Album closer “Let Me Bathe in Demonic Light” was the last song we tracked, at the end of what had become an emotional couple of weeks. Like a lot of John’s lyrics, its mixture of specificity and ambiguity makes it easy to read one’s own story into it, and as we played I couldn’t help but hear its call to community—“Who’s coming with me?”—as describing us, and our “preordained place” being there, together, in that moment. Listening now, that coda strikes me as a giant exhale—all of the uncertainty and dread we’d individually been trying to keep a handle on released in one great collective heaving sigh. I drove back home on Sunday, March 15. There was no school or work for my wife or kid that Monday, and wouldn’t be again for a long while.
What does John say in the liner notes? “A moment in time.” Ha! That it was, my friend.

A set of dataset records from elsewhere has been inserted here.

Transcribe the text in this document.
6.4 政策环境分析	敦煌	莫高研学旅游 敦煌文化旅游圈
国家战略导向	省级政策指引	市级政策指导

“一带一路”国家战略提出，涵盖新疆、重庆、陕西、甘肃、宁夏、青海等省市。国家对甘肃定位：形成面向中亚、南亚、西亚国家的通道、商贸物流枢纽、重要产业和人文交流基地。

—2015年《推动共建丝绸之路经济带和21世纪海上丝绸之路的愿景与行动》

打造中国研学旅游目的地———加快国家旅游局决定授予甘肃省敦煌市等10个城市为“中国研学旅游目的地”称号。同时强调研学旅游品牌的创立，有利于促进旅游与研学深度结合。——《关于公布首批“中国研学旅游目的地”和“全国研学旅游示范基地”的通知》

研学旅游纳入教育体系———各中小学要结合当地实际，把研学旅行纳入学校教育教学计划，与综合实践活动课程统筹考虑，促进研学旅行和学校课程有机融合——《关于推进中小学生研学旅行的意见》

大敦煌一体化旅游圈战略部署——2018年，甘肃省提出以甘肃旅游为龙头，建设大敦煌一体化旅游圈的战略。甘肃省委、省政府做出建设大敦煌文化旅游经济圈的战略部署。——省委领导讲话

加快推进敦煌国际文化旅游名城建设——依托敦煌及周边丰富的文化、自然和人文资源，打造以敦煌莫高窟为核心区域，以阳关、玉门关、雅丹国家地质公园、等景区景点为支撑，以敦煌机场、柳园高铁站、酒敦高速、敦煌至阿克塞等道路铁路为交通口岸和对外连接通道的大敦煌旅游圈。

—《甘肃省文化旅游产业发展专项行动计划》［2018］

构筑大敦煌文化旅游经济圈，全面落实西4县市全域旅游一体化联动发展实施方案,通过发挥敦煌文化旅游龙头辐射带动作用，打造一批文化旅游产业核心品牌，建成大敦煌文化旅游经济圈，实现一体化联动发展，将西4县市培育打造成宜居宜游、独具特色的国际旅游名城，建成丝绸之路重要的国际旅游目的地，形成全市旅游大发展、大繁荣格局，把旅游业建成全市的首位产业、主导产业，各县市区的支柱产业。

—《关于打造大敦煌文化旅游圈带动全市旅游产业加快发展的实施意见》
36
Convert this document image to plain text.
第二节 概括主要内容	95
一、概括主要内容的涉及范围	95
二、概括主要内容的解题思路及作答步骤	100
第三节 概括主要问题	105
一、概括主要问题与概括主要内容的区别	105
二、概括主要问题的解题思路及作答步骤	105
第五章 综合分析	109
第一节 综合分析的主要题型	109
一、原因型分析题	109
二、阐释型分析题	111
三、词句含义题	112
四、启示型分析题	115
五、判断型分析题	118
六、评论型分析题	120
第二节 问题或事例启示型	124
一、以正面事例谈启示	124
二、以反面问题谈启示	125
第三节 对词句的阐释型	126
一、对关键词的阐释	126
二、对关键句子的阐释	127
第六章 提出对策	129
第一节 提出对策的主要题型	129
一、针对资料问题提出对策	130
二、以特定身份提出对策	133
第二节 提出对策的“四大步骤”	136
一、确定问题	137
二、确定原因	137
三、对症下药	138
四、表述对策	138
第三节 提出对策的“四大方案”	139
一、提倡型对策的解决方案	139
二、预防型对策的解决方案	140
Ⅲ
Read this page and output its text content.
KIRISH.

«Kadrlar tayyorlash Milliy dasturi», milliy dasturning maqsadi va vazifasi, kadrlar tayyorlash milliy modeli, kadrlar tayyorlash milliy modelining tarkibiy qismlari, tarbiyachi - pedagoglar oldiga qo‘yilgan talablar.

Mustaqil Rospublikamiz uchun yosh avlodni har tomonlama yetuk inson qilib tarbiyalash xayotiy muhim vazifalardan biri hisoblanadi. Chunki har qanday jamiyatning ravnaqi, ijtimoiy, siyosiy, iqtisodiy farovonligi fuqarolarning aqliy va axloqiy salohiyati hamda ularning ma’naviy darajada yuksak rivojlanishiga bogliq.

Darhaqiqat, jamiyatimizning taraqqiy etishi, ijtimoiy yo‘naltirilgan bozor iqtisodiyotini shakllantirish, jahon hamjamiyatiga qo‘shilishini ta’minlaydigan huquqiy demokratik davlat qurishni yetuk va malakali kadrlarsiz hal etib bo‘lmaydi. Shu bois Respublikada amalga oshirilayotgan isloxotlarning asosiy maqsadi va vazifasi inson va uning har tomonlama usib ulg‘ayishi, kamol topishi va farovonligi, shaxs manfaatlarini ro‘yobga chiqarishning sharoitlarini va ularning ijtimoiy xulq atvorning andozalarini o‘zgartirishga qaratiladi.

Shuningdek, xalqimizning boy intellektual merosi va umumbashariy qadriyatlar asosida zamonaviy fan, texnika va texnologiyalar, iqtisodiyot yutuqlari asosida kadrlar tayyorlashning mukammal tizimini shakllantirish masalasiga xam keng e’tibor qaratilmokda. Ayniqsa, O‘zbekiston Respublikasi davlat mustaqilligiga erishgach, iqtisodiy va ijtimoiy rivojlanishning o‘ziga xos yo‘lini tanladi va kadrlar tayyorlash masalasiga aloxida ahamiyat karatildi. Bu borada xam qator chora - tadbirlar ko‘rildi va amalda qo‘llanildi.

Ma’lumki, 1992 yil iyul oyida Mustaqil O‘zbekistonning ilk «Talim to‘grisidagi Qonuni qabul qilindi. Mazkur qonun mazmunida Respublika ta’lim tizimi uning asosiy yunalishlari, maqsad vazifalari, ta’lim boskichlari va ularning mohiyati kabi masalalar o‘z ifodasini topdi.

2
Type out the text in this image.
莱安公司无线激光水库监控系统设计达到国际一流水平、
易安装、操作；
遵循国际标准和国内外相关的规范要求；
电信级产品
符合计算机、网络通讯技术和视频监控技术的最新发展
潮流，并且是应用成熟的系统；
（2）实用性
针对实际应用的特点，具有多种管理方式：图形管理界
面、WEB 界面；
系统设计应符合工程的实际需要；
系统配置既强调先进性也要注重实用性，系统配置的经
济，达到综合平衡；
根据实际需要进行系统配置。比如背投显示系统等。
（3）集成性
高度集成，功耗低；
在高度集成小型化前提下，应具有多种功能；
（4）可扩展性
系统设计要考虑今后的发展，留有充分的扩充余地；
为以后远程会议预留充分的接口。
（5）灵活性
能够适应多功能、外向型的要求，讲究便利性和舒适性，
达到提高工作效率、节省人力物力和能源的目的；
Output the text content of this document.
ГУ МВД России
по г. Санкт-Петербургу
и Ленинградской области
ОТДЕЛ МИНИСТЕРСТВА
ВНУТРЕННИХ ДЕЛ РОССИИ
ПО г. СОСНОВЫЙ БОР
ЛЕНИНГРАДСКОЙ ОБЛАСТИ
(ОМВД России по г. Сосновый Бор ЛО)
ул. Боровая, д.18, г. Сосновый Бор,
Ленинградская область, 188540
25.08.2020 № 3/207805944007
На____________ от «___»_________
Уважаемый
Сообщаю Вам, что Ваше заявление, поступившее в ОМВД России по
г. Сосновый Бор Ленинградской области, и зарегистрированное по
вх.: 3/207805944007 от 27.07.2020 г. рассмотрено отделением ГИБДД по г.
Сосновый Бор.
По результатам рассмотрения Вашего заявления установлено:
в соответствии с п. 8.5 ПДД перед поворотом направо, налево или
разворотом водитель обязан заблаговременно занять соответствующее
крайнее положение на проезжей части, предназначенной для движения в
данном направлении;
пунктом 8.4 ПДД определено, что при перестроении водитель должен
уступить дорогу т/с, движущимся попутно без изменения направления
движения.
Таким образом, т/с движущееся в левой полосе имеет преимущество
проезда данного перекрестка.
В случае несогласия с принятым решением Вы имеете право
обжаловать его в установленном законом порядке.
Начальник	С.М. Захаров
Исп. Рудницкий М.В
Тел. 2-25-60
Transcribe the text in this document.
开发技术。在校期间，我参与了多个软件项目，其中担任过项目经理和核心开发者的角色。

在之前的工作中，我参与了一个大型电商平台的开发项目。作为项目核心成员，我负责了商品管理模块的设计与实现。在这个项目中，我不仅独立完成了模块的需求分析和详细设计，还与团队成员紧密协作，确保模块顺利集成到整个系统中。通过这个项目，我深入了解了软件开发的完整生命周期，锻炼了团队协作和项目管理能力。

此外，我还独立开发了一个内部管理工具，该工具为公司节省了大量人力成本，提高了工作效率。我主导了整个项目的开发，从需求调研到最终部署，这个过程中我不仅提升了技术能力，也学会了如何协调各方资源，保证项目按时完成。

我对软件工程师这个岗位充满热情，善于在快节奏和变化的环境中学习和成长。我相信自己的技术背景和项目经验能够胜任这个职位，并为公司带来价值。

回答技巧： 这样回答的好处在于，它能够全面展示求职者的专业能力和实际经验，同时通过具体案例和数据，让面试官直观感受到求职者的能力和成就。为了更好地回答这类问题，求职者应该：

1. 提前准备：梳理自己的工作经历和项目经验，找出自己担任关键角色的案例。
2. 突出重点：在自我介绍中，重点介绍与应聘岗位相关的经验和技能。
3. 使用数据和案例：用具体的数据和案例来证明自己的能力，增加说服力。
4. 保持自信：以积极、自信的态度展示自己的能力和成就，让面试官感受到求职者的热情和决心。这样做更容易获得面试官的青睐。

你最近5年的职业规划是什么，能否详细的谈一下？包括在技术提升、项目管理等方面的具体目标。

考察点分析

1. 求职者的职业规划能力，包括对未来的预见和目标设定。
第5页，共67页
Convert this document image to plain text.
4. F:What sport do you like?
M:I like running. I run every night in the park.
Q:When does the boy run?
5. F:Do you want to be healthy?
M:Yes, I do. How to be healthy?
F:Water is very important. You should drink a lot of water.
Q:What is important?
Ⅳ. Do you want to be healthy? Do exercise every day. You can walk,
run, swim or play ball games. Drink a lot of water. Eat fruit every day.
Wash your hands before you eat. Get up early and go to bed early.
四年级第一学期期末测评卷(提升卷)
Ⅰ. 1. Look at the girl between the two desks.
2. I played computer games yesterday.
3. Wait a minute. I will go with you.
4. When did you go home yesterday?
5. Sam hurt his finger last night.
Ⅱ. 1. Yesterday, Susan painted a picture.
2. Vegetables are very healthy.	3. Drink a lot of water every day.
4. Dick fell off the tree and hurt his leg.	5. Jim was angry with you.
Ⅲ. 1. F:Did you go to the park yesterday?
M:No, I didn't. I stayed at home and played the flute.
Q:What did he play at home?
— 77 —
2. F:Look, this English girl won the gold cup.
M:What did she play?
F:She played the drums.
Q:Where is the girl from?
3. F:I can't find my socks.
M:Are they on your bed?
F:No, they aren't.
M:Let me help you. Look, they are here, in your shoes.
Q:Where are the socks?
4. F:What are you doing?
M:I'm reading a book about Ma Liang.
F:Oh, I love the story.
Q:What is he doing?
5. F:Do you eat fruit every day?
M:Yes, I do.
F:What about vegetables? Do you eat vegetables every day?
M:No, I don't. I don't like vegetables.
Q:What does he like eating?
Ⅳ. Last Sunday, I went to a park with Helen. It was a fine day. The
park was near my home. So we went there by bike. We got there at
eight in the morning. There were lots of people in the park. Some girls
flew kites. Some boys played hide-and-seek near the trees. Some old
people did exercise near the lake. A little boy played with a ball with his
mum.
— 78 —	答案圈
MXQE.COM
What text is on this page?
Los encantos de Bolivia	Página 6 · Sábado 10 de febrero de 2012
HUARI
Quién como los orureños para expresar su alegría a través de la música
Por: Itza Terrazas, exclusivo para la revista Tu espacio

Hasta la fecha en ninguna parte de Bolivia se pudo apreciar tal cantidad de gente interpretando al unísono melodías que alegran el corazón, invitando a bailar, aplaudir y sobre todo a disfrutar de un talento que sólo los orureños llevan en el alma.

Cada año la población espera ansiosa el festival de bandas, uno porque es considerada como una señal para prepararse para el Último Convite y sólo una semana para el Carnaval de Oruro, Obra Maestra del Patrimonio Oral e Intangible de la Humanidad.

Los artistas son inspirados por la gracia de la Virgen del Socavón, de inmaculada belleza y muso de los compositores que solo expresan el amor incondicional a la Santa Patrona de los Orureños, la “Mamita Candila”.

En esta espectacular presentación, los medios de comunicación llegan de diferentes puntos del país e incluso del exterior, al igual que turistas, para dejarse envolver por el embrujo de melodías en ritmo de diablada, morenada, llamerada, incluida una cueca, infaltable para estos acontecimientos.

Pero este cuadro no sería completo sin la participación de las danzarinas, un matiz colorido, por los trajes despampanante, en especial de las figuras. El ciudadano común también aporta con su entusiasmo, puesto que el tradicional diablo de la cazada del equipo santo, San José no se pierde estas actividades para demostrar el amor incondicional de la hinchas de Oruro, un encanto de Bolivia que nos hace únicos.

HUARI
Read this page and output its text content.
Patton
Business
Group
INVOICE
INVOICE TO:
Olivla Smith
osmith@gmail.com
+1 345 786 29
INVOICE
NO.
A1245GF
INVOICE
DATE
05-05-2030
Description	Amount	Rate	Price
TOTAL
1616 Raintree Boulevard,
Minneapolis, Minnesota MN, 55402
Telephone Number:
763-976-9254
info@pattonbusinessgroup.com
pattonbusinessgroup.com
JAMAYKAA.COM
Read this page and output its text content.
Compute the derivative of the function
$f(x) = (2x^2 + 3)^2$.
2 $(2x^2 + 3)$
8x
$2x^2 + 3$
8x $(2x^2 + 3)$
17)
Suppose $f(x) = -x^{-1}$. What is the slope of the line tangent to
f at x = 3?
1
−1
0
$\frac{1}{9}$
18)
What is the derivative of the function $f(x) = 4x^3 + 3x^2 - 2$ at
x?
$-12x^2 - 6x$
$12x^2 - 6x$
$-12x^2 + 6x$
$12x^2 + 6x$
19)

Half a million dead Americans later, I’m not sure what people will make of this album, to be honest. If it has an antecedent in the Mountain Goats catalog, I’d say it’s Get Lonely, the similarly restrained 2006 album that it took people a while to find their way into; producer Scott Solter memorably called it at the time “a root fire of a record.” One of the words that John used when we were talking about the direction for Dark in Here was “wild,” which I liked a lot. Not wild in the sense of abandon—these aren’t those kind of songs. But wild in the sense of something undomesticated, untamable. Wild like the immutability of nature, the way it will take back any piece of untended space as its own, whether amidst the AutoZones and Chick-fil-A’s of Muscle Shoals or among the ruins of a scientific outpost on the Kola Peninsula. Wild like the whale; like a powerful animal. Or a virus—the beast that awakes, emerges from a forest, and stops the world. You can fight the calamity all you want, but either way, it’s going to demand your surrender.